AI and Ogaden Refugee Council Raise Concerns over Closure of Kenyan Refugee Camps

0

Dadaab refugee camp in Kenya hosting half a million people is the biggest in the world

Somalilandsun- Amnesty International and Ogaden refugee Council (ORC) discussed Thursday the dire consequences it will lead for refugees and asylees if Kenya shuts down the camps, according to the ORC’s Facebook page.

The government of Kenya announced last month that it plans to close the World’s largest refugee camp which hosts 350,000, of whom 100, 000 are refugees from Ogaden.

The meeting, organized by the Amnesty International has been discussed the possible ways to raise issues of the asylees from Gambella, Oromia, and Ogaden, who could not return to their homeland for fear of detention, torture and possibly persecution.

Human Rights Watch and Kituo Cha Sheria, another human rights organization based in Kenya were invited to attend the meeting.

Over the last six years, the Ethiopian government has been intimidating the neighboring countries to extradite journalists and activists believed to be critics of the government’s policy.

Last year, Eng.

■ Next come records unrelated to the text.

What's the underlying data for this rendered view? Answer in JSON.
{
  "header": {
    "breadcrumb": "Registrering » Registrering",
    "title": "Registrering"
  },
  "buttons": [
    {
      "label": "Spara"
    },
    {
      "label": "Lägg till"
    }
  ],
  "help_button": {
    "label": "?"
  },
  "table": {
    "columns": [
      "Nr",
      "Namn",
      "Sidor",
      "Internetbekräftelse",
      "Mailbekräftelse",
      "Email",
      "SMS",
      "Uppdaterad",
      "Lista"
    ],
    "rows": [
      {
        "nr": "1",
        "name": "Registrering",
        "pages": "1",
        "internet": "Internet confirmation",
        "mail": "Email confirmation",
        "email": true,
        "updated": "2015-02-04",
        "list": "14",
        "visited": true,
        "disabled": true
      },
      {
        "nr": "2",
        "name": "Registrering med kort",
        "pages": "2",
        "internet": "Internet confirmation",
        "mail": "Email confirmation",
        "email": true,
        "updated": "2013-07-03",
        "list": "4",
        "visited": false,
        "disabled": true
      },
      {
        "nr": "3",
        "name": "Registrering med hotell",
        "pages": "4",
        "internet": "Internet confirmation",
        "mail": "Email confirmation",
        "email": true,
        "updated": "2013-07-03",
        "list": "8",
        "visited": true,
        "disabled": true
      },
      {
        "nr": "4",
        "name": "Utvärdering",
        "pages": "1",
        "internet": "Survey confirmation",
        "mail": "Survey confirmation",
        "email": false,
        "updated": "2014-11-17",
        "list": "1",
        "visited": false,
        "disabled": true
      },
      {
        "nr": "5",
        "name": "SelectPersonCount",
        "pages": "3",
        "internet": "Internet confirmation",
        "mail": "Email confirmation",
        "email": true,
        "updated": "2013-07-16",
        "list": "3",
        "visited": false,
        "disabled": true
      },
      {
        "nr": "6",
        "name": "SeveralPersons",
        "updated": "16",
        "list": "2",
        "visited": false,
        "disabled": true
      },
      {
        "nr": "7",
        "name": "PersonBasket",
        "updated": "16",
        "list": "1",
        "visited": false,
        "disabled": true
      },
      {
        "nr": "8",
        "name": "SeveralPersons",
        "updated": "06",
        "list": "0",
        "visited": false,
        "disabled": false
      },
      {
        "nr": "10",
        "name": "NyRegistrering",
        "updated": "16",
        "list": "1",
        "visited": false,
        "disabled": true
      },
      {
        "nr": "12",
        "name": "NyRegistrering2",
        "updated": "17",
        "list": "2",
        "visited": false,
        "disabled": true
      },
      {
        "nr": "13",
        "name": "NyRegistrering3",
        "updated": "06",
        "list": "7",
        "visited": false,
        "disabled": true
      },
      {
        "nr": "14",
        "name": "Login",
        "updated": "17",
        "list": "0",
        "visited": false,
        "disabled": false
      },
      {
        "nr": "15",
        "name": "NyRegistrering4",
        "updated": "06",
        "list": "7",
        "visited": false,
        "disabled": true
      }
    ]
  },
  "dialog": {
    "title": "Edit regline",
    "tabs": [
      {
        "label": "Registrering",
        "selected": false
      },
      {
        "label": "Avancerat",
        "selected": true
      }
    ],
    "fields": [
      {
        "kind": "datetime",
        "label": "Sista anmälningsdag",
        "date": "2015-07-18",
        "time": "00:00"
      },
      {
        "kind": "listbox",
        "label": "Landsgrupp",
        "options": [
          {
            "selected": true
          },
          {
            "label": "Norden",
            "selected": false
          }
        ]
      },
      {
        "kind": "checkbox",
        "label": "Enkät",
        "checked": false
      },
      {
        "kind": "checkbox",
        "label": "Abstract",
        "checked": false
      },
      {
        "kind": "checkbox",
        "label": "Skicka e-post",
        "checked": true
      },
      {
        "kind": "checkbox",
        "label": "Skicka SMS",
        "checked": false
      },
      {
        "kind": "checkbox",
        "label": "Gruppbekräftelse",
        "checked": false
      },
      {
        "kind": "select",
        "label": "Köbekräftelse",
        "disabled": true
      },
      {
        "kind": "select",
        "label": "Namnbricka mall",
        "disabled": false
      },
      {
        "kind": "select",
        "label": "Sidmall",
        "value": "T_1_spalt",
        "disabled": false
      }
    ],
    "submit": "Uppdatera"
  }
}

Ahmed Sadik, head of the Ogaden Refugee Council, called on the government of Kenya to be aware of Ethiopian assailants and those conspiring with them to ensure that they would not harm anyone on Kenyan territory.

Amnesty internationalIn an interview with Al-Jazeera Abdirahman Mahdi of ONLF said last week that “Ethiopia is boiling” but also began to break up along ethnic lines. Ogaden, Oromia, and Gambella are three of 15 nations that want to gain full Independence from the minority-ruled Abyssinia, the so-called “New Ethiopia” of Tigray.

When the first ever legitimate Ogaden Parliament overwhelmingly voted yes for self-determination in 1994 the region quickly became the central theater of fighting.

The Tigrayans targeted Ogaden civilians in areas under their control in a campaign of ethnic cleansing.

The war in Ogaden claimed the lives of 100s of thousands and forced millions to flee from the occupied Ogaden.

Oromo borders Djibouti, Oromia, Kenya, and Somalia. The people are predominantly ethnic Somalis. The region was Italian and English-colony but in 1954, the English handed over to Ethiopia.